Climbing Mount McLoughlin—one of the lesser known Cascade volcanoes
Mount McLoughlin is located 63 kilometers (38 miles) east of Ashland, Oregon, where I now live. As shown on this map by the U.S. Geological Survey, Mount McLoughlin is located between the volcanoes of Mount Shasta and Crater Lake, which is the remnant of Mount Mazama that exploded to become a caldera 7,700 years ago. All of the Cascade Range volcanoes have been formed as a result of the Juan de Fuca plate (offshore oceanic crust) subducting beneath the North American continental plate.
Mount McLoughlin is a volcano with primarily basaltic andesite lava that has been built within the past 200,000 years or so; the most recent flows occurred within the past 20,000 years. Glacial action during late Pleistocene glaciations (last one 18,000 years ago) left an imprint on the north side of the mountain, which is eroded and very steep.
The mountain is most impressive in the winter when it is capped by snow. Here is a photo from the 2015-16 winter, when Jay and I were cross-country skiing along the Buck Prairie trails that have excellent views of Mount McLoughlin to the east.
At any time of year, though, the volcano is a prominent feature on the landscape. This photo is a view to the north from the Indian Memorial Highway. Note the smooth, symmetrical sides of the volcano on the south flank.
Anita, a friend who has accompanied me on previous adventures (see January and February 2012 posts of our explorations in Argentina), accompanied me on a climb to the top of Mount McLoughlin on 22 August 2016. At 2894 meters (9495 feet), Mount McLoughlin is one of the lowest Cascade peaks and one of the most accessible, although it’s still a grueling climb, with an elevation gain of nearly 4000 feet (12oo meters) from the parking lot trail head to the peak’s summit. On the photo above, the trail extends up the right (east) side of the cone.

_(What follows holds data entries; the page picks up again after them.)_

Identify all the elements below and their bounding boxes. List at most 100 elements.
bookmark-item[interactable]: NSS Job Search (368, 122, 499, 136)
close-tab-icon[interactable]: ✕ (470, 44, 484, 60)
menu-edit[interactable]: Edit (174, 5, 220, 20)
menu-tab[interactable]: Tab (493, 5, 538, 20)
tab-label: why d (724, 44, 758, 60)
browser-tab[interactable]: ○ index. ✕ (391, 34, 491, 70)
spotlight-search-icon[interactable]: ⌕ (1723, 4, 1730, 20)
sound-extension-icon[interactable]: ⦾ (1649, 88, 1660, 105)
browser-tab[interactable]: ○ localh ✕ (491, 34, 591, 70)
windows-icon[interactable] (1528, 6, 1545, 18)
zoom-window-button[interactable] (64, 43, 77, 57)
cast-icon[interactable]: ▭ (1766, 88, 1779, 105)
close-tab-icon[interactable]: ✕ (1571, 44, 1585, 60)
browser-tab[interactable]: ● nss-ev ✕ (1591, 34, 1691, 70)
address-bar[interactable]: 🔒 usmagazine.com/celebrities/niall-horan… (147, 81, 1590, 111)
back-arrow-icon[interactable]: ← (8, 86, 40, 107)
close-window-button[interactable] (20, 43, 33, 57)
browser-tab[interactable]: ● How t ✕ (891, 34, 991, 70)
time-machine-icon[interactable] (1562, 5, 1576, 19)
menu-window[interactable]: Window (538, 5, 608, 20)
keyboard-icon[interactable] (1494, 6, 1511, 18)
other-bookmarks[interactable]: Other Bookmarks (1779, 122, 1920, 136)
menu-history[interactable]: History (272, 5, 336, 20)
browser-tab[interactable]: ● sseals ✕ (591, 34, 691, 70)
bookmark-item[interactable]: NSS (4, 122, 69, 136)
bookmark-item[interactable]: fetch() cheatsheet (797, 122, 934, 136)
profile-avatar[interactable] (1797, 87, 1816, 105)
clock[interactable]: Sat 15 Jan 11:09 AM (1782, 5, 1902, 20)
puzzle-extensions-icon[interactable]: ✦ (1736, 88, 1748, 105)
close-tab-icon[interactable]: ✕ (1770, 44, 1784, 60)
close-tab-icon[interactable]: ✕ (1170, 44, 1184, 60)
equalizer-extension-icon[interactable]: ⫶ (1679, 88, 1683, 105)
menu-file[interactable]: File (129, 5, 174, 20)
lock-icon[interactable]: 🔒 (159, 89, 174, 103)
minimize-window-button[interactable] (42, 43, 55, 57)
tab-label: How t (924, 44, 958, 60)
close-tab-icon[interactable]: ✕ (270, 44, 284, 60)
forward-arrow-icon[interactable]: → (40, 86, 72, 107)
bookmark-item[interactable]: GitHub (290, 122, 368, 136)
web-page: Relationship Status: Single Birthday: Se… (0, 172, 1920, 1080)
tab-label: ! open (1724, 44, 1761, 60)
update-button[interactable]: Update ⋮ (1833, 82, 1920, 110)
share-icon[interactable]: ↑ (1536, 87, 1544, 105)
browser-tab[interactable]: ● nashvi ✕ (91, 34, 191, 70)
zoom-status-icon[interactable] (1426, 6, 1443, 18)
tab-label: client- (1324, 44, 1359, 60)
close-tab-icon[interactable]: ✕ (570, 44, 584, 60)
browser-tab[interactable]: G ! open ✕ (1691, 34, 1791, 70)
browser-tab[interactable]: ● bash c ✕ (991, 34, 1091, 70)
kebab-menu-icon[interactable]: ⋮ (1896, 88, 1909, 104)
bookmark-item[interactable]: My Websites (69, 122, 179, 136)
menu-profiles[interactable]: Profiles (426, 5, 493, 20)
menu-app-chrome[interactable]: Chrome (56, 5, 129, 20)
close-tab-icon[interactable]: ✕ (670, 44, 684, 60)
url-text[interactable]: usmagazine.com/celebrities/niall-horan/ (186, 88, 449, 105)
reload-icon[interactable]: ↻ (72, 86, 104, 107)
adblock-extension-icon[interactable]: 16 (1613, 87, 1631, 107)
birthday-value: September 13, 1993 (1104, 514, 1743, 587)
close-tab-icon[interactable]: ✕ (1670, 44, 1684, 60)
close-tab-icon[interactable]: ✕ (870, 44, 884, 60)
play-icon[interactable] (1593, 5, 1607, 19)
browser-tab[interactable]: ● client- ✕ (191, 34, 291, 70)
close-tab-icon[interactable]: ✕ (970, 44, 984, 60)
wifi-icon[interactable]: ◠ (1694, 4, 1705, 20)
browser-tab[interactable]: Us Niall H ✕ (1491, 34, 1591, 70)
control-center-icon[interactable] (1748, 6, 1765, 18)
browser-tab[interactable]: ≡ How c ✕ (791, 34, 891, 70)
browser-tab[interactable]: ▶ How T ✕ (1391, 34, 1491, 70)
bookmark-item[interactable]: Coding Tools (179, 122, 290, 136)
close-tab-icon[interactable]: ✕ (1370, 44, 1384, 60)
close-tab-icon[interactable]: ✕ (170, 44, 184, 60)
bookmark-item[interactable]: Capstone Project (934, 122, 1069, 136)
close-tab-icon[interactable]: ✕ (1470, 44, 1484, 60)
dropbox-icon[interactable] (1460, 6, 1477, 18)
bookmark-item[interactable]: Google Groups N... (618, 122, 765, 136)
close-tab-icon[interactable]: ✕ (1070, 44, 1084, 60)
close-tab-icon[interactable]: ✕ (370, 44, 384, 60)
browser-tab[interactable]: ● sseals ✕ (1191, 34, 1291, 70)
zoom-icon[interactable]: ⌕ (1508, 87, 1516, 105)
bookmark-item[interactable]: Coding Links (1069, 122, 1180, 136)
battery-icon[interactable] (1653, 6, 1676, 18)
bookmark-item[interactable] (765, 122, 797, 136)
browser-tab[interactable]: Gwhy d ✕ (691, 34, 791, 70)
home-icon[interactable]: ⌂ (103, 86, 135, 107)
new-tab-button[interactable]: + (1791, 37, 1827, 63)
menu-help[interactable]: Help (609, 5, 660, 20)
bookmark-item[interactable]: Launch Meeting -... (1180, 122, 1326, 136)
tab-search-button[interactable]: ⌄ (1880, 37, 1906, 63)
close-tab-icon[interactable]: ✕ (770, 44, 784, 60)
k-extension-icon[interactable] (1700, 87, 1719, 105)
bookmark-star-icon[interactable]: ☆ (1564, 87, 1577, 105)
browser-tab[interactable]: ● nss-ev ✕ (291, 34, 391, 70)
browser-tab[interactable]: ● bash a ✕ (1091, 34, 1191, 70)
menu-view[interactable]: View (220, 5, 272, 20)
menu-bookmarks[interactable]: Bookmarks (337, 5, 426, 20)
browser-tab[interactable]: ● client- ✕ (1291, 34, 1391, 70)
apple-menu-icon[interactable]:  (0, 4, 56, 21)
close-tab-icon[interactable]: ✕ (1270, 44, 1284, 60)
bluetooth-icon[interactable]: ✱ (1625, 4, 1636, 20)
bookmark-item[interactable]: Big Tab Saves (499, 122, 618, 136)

The path is clearly visible through the pine trees and lava boulders up to an elevation of about 2400 meters (8000 feet). At this point, the hiker is above tree line and the summit is visible. This is a good psychological boost, because the trail gets harder to follow and rougher. But the views keep getting better and better…
Mount Shasta is visible along most of the upper part of the climb. It is at the right side of this photo (looking southwest), although haze obscures the view. Fish Lake, where we camped, is in the foreground; Howard Prairie Lake is a thin sliver in the photo’s center. Pilot Rock is also visible, if you know where to look.

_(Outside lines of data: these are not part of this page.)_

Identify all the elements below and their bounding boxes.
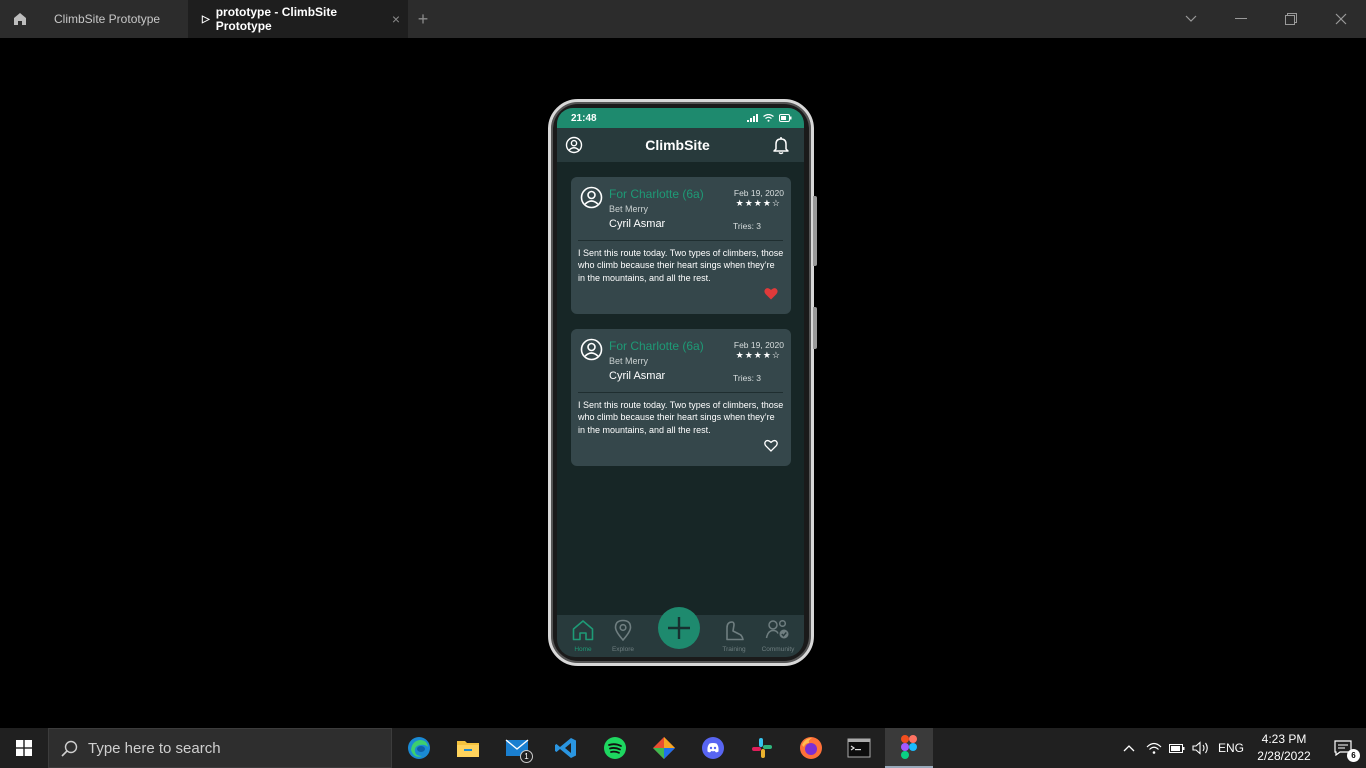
git-kraken-icon[interactable] bbox=[640, 728, 688, 768]
post-card[interactable]: For Charlotte (6a) Bet Merry Cyril Asmar… bbox=[571, 177, 791, 314]
windows-logo-icon bbox=[16, 740, 32, 756]
bell-icon[interactable] bbox=[772, 136, 790, 155]
taskbar-clock[interactable]: 4:23 PM 2/28/2022 bbox=[1248, 731, 1320, 765]
post-author[interactable]: Cyril Asmar bbox=[609, 370, 665, 382]
file-explorer-icon[interactable] bbox=[444, 728, 492, 768]
firefox-icon[interactable] bbox=[787, 728, 835, 768]
tries-count: Tries: 3 bbox=[733, 221, 762, 231]
new-tab-button[interactable]: + bbox=[408, 9, 438, 30]
volume-icon[interactable] bbox=[1190, 728, 1212, 768]
mail-icon[interactable]: 1 bbox=[493, 728, 541, 768]
route-name[interactable]: For Charlotte (6a) bbox=[609, 339, 704, 353]
chevron-up-icon[interactable] bbox=[1118, 728, 1140, 768]
card-divider bbox=[578, 240, 783, 241]
status-icons bbox=[747, 114, 792, 122]
tries-count: Tries: 3 bbox=[733, 373, 762, 383]
battery-icon bbox=[779, 114, 792, 122]
wifi-icon bbox=[763, 114, 774, 122]
figma-icon[interactable] bbox=[885, 728, 933, 768]
phone-volume-button bbox=[813, 196, 817, 266]
play-icon: ▷ bbox=[202, 13, 210, 25]
home-icon bbox=[14, 13, 26, 25]
notification-badge: 6 bbox=[1347, 749, 1360, 762]
clock-time: 4:23 PM bbox=[1261, 732, 1307, 746]
slack-icon[interactable] bbox=[738, 728, 786, 768]
home-icon bbox=[572, 620, 594, 641]
close-tab-button[interactable]: × bbox=[392, 11, 400, 27]
minimize-button[interactable] bbox=[1216, 0, 1266, 38]
taskbar: Type here to search 1 ENG 4:23 PM 2/28/2… bbox=[0, 728, 1366, 768]
status-bar: 21:48 bbox=[557, 108, 804, 128]
route-setter: Bet Merry bbox=[609, 204, 649, 214]
post-card[interactable]: For Charlotte (6a) Bet Merry Cyril Asmar… bbox=[571, 329, 791, 466]
tab-label: ClimbSite Prototype bbox=[54, 12, 161, 26]
tab-prototype[interactable]: ▷ prototype - ClimbSite Prototype × bbox=[188, 0, 408, 38]
window-controls bbox=[1166, 0, 1366, 38]
post-body: I Sent this route today. Two types of cl… bbox=[578, 400, 784, 435]
phone-power-button bbox=[813, 307, 817, 349]
edge-browser-icon[interactable] bbox=[395, 728, 443, 768]
network-icon[interactable] bbox=[1144, 728, 1164, 768]
tab-label: prototype - ClimbSite Prototype bbox=[215, 5, 338, 33]
location-pin-icon bbox=[614, 619, 632, 642]
nav-label: Home bbox=[574, 646, 592, 653]
route-setter: Bet Merry bbox=[609, 356, 649, 366]
nav-home[interactable]: Home bbox=[563, 619, 603, 653]
phone-screen: 21:48 ClimbSite For Charlotte (6a) Bet M… bbox=[557, 108, 804, 657]
climber-icon bbox=[726, 621, 744, 641]
heart-outline-icon[interactable] bbox=[764, 439, 778, 452]
search-placeholder: Type here to search bbox=[88, 739, 221, 757]
nav-training[interactable]: Training bbox=[714, 619, 754, 653]
clock-date: 2/28/2022 bbox=[1257, 749, 1311, 763]
language-indicator[interactable]: ENG bbox=[1214, 728, 1248, 768]
star-rating: ★★★★☆ bbox=[735, 198, 781, 208]
heart-filled-icon[interactable] bbox=[764, 287, 778, 300]
card-divider bbox=[578, 392, 783, 393]
status-time: 21:48 bbox=[571, 112, 597, 124]
star-rating: ★★★★☆ bbox=[735, 350, 781, 360]
app-bar: ClimbSite bbox=[557, 128, 804, 162]
post-date: Feb 19, 2020 bbox=[733, 340, 784, 350]
home-tab-button[interactable] bbox=[0, 0, 40, 38]
action-center-button[interactable]: 6 bbox=[1320, 728, 1366, 768]
nav-community[interactable]: Community bbox=[758, 619, 798, 653]
profile-icon[interactable] bbox=[565, 136, 583, 154]
chevron-down-icon[interactable] bbox=[1166, 0, 1216, 38]
start-button[interactable] bbox=[0, 728, 48, 768]
community-icon bbox=[765, 619, 789, 639]
post-author[interactable]: Cyril Asmar bbox=[609, 218, 665, 230]
add-post-button[interactable] bbox=[658, 607, 700, 649]
nav-label: Training bbox=[722, 646, 746, 653]
user-avatar-icon[interactable] bbox=[580, 338, 603, 361]
taskbar-search-box[interactable]: Type here to search bbox=[48, 728, 392, 768]
signal-icon bbox=[747, 114, 758, 122]
nav-label: Explore bbox=[611, 646, 635, 653]
spotify-icon[interactable] bbox=[591, 728, 639, 768]
restore-button[interactable] bbox=[1266, 0, 1316, 38]
vscode-icon[interactable] bbox=[542, 728, 590, 768]
post-body: I Sent this route today. Two types of cl… bbox=[578, 248, 784, 283]
app-title: ClimbSite bbox=[645, 137, 710, 153]
nav-label: Community bbox=[761, 646, 795, 653]
title-bar: ClimbSite Prototype ▷ prototype - ClimbS… bbox=[0, 0, 1366, 38]
tab-climbsite-prototype[interactable]: ClimbSite Prototype bbox=[40, 0, 188, 38]
battery-icon[interactable] bbox=[1167, 728, 1187, 768]
search-icon bbox=[61, 740, 78, 757]
plus-icon bbox=[668, 617, 690, 639]
mail-badge: 1 bbox=[520, 750, 533, 763]
nav-explore[interactable]: Explore bbox=[603, 619, 643, 653]
close-window-button[interactable] bbox=[1316, 0, 1366, 38]
user-avatar-icon[interactable] bbox=[580, 186, 603, 209]
route-name[interactable]: For Charlotte (6a) bbox=[609, 187, 704, 201]
discord-icon[interactable] bbox=[689, 728, 737, 768]
bottom-nav: Home Explore Training Community bbox=[557, 607, 804, 657]
post-date: Feb 19, 2020 bbox=[733, 188, 784, 198]
terminal-icon[interactable] bbox=[835, 728, 883, 768]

Once at the top, there is a stunning 360-degree view of surrounding mountain ranges. This view, at the summit, is toward the west, with the northern part of the Rogue Valley visible in the upper left part of the photo.
Another view from the summit looks eastward, toward Klamath Lake in the distance; the smaller lakes are Lake of the Woods (right side) and Fourmile Lake (left side).
Heading east, looking down from the summit, it’s possible to see the contrast between the south side of the volcano, which is less steep and forested, and the north side, which is very steep and eroded from glacial scouring. The upper part of the trail parallels this prominent east–west-trending ridge.
Another view of the steep, eroded north flank gives a sense of how much of the volcano’s mass has been removed by glaciers. Mount McLoughlin is within the Sky Lakes Wilderness Area that includes these ranges north of the peak. With binoculars we could see in the far distance the Two Sisters and Mount Bachelor volcanoes that are located west of Bend.
Some hikers speed hike the peak, making it up and down in less than 6 hours. We took our time, pausing to rest and savor the views, taking 9.5 hours in total. It was satisfying to “bag” this peak that is such a distinctive part of the local landscape.